With thunder and with lightning greets his King.

Thus to express his joys, in a loud choir,

And concert of winged messengers of fire,

He has his tribute sent, and homage given,

As men in incense send up vows to heaven.

POSTSCRIPT.

Some who are pleased with the bare sound of verse, or the rumbling of robustious nonsense, will be apt to think Mr Settle too severely handled in this pamphlet; but I do assure the reader, that there are a vast number of errors passed by, perhaps as many, or more, than are taken notice of, both to avoid the tediousness of the work, and the greatness. It might have occasioned a volume upon such a trifle. I dare affirm, that no objections in this book are fruitless cavils: but if, through too much haste, Mr Settle may be accused of any seeming fault, which may reasonably be defended, let the passing by many gross errors without reprehension compound for it. I am not ignorant, that his admirers, who most commonly are women, will resent this very ill; and some little friends of his, who are smatterers in poetry, will be ready for most of his gross errors to use that much mistaken plea of poetica licentia, which words fools are apt to use for the palliating the most absurd nonsense in any poem. I cannot find when poets had liberty, from any authority, to write nonsense, more than any other men. Nor is that plea of poetica licentia used as a subterfuge by any but weak professors of that art, who are commonly given over to a mist of fancy, a buzzing of invention, and a sound of something like sense, and have no use of judgment. They never think thoroughly, but the best of their thoughts are like those we have in dreams, imperfect; which though perhaps we are often pleased with sleeping, we blush at waking. The licentious wildness and extravagance of such men's conceits have made poetry contemned by some, though it be very unjust for any to condemn the science for the weakness of some of the professors.

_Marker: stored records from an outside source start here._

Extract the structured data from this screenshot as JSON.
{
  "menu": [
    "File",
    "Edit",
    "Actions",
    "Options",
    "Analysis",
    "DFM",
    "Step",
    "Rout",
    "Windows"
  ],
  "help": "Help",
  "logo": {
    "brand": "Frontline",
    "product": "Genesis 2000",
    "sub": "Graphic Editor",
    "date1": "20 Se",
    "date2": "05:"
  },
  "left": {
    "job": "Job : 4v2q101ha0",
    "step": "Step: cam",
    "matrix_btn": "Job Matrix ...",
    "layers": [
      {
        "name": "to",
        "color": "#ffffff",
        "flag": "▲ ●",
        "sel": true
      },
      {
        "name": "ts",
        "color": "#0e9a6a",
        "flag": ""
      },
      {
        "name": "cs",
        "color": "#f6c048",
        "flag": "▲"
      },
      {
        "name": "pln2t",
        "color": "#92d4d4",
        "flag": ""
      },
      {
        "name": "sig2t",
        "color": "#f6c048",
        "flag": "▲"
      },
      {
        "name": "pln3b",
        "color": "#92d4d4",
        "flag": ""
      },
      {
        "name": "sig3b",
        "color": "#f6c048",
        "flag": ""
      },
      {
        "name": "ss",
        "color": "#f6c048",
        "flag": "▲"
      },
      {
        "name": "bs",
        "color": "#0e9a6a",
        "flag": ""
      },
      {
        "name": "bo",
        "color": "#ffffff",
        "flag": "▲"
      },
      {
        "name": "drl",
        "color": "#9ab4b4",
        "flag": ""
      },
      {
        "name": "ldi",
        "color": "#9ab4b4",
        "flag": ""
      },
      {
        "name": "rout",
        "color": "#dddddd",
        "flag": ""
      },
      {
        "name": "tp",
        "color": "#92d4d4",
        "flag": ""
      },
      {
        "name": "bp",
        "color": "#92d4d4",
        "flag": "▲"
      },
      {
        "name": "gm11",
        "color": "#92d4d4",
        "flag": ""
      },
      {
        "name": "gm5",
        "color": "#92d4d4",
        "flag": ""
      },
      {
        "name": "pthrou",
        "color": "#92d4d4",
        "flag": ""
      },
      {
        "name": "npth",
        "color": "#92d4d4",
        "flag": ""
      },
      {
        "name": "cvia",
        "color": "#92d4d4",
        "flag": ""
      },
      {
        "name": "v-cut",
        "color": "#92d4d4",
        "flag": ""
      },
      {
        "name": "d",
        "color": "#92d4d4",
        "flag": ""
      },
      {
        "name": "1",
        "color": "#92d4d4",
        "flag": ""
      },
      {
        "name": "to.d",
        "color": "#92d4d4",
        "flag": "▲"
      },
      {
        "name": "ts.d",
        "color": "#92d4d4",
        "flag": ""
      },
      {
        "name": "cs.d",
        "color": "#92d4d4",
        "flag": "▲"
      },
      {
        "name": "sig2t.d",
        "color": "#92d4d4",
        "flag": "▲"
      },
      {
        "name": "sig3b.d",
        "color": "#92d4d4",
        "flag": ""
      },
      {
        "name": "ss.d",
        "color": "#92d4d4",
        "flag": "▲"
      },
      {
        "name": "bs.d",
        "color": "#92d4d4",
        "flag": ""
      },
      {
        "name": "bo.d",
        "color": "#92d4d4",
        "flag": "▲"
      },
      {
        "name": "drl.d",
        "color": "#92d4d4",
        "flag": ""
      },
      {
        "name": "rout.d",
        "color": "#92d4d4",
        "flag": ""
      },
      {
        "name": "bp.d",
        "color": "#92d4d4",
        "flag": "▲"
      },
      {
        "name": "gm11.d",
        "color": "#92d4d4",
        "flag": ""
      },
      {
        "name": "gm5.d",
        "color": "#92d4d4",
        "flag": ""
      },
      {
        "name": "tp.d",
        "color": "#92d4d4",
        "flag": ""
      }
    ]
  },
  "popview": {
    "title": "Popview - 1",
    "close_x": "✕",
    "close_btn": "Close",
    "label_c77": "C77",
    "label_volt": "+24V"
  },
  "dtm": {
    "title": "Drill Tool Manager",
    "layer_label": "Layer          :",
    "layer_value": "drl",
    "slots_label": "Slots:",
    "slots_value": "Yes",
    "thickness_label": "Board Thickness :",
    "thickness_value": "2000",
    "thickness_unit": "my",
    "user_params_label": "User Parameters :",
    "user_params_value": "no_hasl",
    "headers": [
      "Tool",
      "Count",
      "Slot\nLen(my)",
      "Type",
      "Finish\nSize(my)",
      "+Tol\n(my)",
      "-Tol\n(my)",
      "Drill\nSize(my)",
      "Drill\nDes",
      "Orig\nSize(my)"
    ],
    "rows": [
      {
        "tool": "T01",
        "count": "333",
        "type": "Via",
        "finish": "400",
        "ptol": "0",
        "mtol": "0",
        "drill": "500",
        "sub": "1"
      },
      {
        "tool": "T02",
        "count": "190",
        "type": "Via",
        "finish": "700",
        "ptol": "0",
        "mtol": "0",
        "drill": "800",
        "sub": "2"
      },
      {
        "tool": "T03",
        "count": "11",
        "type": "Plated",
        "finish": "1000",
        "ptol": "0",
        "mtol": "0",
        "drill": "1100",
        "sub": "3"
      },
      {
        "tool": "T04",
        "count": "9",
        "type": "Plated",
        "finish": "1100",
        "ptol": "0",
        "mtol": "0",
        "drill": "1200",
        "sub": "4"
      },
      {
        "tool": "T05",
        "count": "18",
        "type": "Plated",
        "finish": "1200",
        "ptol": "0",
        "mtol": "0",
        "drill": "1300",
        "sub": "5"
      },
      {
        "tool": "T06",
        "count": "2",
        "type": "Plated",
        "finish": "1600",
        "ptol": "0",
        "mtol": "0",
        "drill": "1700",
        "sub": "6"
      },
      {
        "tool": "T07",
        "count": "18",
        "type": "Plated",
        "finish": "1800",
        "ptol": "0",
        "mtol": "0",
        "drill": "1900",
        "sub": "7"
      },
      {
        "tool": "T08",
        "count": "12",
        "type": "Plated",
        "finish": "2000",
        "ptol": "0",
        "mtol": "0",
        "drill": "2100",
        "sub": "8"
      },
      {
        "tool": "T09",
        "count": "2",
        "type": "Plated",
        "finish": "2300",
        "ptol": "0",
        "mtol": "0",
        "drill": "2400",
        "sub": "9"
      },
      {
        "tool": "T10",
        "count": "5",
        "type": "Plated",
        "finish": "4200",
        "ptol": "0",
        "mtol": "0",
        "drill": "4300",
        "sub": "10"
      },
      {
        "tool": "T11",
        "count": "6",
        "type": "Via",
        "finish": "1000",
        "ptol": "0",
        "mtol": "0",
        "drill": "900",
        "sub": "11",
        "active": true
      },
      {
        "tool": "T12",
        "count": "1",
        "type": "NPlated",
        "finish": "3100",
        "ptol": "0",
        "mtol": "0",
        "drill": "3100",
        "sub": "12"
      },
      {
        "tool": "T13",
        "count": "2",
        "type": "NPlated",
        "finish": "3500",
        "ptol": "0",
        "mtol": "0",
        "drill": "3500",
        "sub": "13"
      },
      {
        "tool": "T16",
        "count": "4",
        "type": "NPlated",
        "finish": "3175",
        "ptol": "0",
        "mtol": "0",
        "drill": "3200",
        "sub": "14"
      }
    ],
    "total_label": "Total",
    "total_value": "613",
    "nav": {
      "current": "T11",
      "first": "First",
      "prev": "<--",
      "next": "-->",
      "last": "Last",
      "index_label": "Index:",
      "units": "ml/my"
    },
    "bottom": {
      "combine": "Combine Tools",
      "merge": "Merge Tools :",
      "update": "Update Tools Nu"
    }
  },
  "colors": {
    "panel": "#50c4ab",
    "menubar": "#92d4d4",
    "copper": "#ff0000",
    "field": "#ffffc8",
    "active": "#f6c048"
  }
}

Men that are given over to fancy only, are little better than madmen. What people say of fire, viz. that it is a good servant, but an ill master, may not unaptly be applied to fancy; which, when it is too active, rages, but when cooled and allayed by the judgment, produces admirable effects. But this rage of fancy is never Mr Settle's crime; he has too much phlegm, and too little choler, to be accused of this. He has all the pangs and throes of a fanciful poet, but is never delivered of any more perfect issue of his phlegmatic brain, than a dull Dutchwoman's sooterkin is of her body.

His style is very muddy, and yet much laboured; for his meaning (for sense there is not much) is most commonly obscure, but never by reason of too much height, but lowness. His fancy never flies out of sight, but often sinks out of sight:—but now I hope the reader will excuse some digression upon the extravagant use of fancy and poetical licence.

Fanciful poetry and music, used with moderation, are good; but men who are wholly given over to either of them, are commonly as full of whimsies as diseased and splenetic men can be. Their heads are continually hot, and they have the same elevation of fancy sober, which men of sense have when they drink. So wine used moderately does not take away the judgment, but used continually, debauches men's understandings, and turns them into sots, making their heads continually hot by accident, as the others are by nature; so, mere poets and mere musicians are as sottish as mere drunkards are, who live in a continual mist, without seeing or judging any thing clearly.